Intervista a Amby: tra ingegneria e survival horror scopriamo la vita dietro il controller

Com’è nato il tuo amore per i videogiochi, in particolare per i survival horror, e cosa ti affascina di più di questo genere?

Il mio amore per i videogiochi è una costante che risale ai miei primissimi anni di vita. Devo ringraziare mia madre per avermi introdotto in questo universo magico, partendo dalle console Nintendo fino ad arrivare all’iconica PlayStation L’amore specifico per il genere survival horror ha una data e un titolo ben precisi: Resident Evil 4 del 2005. È stato uno dei primi giochi che abbia mai visto. Nonostante fossi terrorizzata ero contemporaneamente affascinata da quello che accadeva, facendolo rimanere uno dei miei giochi preferiti in assoluto. Ciò che mi affascina di più di questo genere è la sua capacità di generare una tensione emotiva unica. Non si tratta solo di jump scare, ma vere e proprie esperienze che ti fanno salire l’adrenalina. Possiamo dire che li vedo come una vera e propria sfida mentale e strategica che trovo incredibilmente coinvolgente.


Come riesci a bilanciare la tua vita da studentessa di Ingegneria Informatica con la creazione di contenuti, le live su Twitch e il cosplay?

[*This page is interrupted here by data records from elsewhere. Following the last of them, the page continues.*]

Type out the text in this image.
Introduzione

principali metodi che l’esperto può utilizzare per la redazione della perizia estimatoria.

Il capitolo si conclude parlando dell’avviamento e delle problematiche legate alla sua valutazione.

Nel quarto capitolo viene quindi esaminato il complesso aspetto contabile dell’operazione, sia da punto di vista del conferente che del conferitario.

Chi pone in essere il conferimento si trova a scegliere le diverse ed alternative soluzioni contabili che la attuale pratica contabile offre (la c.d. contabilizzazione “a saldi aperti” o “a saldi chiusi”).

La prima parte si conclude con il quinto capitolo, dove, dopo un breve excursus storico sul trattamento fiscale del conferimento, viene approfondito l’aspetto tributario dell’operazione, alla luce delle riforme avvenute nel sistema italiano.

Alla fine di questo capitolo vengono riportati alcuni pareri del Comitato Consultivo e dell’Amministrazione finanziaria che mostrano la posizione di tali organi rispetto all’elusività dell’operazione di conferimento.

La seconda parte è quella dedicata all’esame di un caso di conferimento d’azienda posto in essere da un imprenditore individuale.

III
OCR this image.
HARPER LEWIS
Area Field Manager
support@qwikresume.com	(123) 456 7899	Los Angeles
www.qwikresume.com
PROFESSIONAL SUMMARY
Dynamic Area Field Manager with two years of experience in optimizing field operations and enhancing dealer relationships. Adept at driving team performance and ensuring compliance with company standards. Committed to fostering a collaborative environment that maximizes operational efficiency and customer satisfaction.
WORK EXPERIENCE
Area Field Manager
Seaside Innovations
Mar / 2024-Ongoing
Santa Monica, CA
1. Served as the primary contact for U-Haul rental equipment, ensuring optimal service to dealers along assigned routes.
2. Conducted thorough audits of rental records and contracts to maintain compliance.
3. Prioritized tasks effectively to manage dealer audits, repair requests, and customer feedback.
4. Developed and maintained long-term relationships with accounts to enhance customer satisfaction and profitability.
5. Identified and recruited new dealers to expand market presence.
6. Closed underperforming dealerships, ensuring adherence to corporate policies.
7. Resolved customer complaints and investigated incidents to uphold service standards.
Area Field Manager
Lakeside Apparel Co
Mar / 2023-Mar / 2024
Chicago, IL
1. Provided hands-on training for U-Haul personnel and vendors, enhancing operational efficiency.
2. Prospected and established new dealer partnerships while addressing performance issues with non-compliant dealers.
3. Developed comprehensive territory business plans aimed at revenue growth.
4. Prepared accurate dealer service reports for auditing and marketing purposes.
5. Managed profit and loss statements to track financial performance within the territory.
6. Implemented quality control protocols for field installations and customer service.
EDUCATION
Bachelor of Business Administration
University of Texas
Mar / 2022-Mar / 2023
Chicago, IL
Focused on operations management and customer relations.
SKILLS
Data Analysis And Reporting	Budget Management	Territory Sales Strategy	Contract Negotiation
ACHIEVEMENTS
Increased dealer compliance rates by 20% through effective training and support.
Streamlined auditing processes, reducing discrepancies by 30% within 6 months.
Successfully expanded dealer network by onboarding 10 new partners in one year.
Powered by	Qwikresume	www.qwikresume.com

Bilanciare la mia vita da studentessa di Ingegneria Informatica, che è un percorso molto impegnativo, con la creazione di contenuti, le live su Twitch e il cosplay richiede una rigida organizzazione del tempo e molta disciplina.Twitch, Cerco sempre di tenere le serate del weekend libere e le dedico interamente alle live. YouTube,  Per i video più strutturati, come review o gameplay commentati, mi ritaglio uno spazio fisso, solitamente il lunedì mattina. Lo uso come momento di pianificazione, registrazione ed editing. Cosplay, Questa è l’attività più complessa e richiede una pianificazione a lungo termine per la realizzazione dei costumi. Generalmente, una volta pronto il set-up (trucco e vestiti), cerco di integrarlo con le live serali. Mi preparo nel tardo pomeriggio, scatto le foto e registro i tiktok/reel per i social, e poi vado direttamente in live. In questo modo, ottimizzando il tempo, riesco a creare contenuti per tutte le piattaforme con un unico sforzo.


Qual è stata la live o il gameplay horror che ti ha messo più alla prova, e cosa hai imparato da quell’esperienza?

Non c’è stato un singolo gameplay horror a mettermi alla prova, quanto un momento cruciale che mi ha fatto cambiare prospettiva sulla creazione di contenuti.

In realtà, la mia carriera su Twitch è iniziata con League of Legends, un gioco notoriamente competitivo e tossico. A un certo punto, l’odio e le critiche ricevute in chat mi hanno abbattuta profondamente, portandomi ad abbandonare il mio sogno di fare streaming. È stata una scelta impulsiva e, col senno di poi, me ne pento amaramente.Il punto di svolta è arrivato quando ho avuto la lucidità di capire che il problema non ero io, ma la negatività intrinseca di una certa nicchia online. Appena ho riacquistato questa consapevolezza, sono tornata immediatamente a fare ciò che amavo, concentrandomi sul survival horror, la mia vera passione, e tutt’oggi cerco di costruire una community positiva.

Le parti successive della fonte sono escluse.